Why a Heat Pump Is a Smart Investment

A heat pump is not just a comfort upgrade. It is a long-term operating-cost decision.

A standard electric furnace may cost less upfront, but it uses more electricity during winter. A heat pump may cost more than a cooling-only air conditioner, but it can reduce heating costs enough to pay back the difference.

For many buyers, the heat pump makes sense because it delivers:

  • summer cooling;
  • winter heating;
  • lower heating energy use;
  • better efficiency;
  • more comfortable temperature control;
  • potential monthly utility savings;
  • long-term payback.

Even if a buyer cannot add a heat pump at the time of purchase, it may be worth planning for later.

What This Means for Manufactured Home Buyers

The biggest lesson from this test is that modern manufactured homes can be very energy efficient when the right systems are installed.

All four test homes had strong insulation packages and were kept at the same temperature. The major difference was the heating system. The homes with heat pumps used far less electricity.

That matters because affordability is not only about the home price.

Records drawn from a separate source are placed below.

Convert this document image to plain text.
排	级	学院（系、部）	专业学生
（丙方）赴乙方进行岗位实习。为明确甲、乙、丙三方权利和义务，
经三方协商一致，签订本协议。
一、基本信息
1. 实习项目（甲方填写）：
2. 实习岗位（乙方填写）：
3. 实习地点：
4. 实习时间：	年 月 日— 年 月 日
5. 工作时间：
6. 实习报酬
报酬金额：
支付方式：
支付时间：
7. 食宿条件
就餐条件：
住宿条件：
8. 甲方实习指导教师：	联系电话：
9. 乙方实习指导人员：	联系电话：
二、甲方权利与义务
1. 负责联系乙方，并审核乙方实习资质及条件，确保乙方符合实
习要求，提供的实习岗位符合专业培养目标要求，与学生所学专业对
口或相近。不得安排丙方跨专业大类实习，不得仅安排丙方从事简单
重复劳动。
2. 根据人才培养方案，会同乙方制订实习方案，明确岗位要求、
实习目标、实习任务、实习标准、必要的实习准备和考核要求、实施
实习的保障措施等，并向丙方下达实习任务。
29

Monthly utility costs are part of homeownership too. A home with a lower purchase price but higher monthly energy bills may not be as affordable over time as it looks at first.

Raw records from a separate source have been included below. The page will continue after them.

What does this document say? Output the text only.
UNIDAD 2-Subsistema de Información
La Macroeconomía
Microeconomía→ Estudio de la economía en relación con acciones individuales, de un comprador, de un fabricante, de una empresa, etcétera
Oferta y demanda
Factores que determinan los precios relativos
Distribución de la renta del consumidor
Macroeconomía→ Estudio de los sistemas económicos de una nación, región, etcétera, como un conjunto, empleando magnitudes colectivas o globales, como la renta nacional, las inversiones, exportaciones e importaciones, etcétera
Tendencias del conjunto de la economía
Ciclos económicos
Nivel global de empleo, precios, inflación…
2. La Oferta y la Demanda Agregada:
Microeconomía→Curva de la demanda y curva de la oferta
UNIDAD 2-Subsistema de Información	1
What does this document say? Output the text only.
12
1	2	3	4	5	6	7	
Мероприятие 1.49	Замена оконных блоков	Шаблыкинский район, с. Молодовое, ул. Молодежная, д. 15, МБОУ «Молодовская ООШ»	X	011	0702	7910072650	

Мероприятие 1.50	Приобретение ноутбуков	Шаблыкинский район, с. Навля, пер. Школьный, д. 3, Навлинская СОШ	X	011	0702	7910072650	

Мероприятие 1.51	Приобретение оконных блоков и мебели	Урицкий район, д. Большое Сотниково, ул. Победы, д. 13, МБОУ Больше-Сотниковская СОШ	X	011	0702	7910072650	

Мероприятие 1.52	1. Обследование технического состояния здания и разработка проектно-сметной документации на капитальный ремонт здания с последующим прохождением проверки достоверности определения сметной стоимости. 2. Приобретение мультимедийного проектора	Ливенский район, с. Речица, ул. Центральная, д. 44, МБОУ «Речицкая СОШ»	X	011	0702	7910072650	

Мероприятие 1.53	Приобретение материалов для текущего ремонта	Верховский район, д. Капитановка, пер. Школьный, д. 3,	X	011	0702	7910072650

A heat pump can help reduce that long-term operating cost.

Key Takeaways From the Test

The Home Boys’ winter test showed several important things:

  • heat pump-equipped manufactured homes used about half the heating energy of similar homes with electric furnaces;
  • the smaller home comparison showed about 50% average savings;
  • the larger home comparison showed about 48% average savings;
  • the homes were tested in the same location and same weather;
  • all homes were set to 68 degrees;
  • the results were based on real power usage, not just manufacturer claims;
  • the heat pump difference can show up every month on the utility bill;
  • upgrading from an air conditioner to a heat pump can be a smart long-term decision.

The Bottom Line

The Home Boys tested four manufactured homes through a Northwest winter to answer one practical question: is a heat pump really worth it?

Based on this real-world comparison, the answer is yes.

The heat pump homes used roughly half the heating energy compared with similar homes using standard electric furnaces. In the smaller-home comparison, the heat pump saved about 50% on average. In the larger-home comparison, the savings averaged about 48%.

For buyers shopping for a manufactured home in Washington, Idaho, Oregon, or Montana, a heat pump is one of the smartest upgrades to consider. It can provide cooling in the summer, efficient heating in the winter, better comfort, and lower monthly energy use.

The Home Boys can help buyers compare electric furnaces, air conditioners, and heat pumps so they can choose the system that makes the most sense for their home, climate, and budget.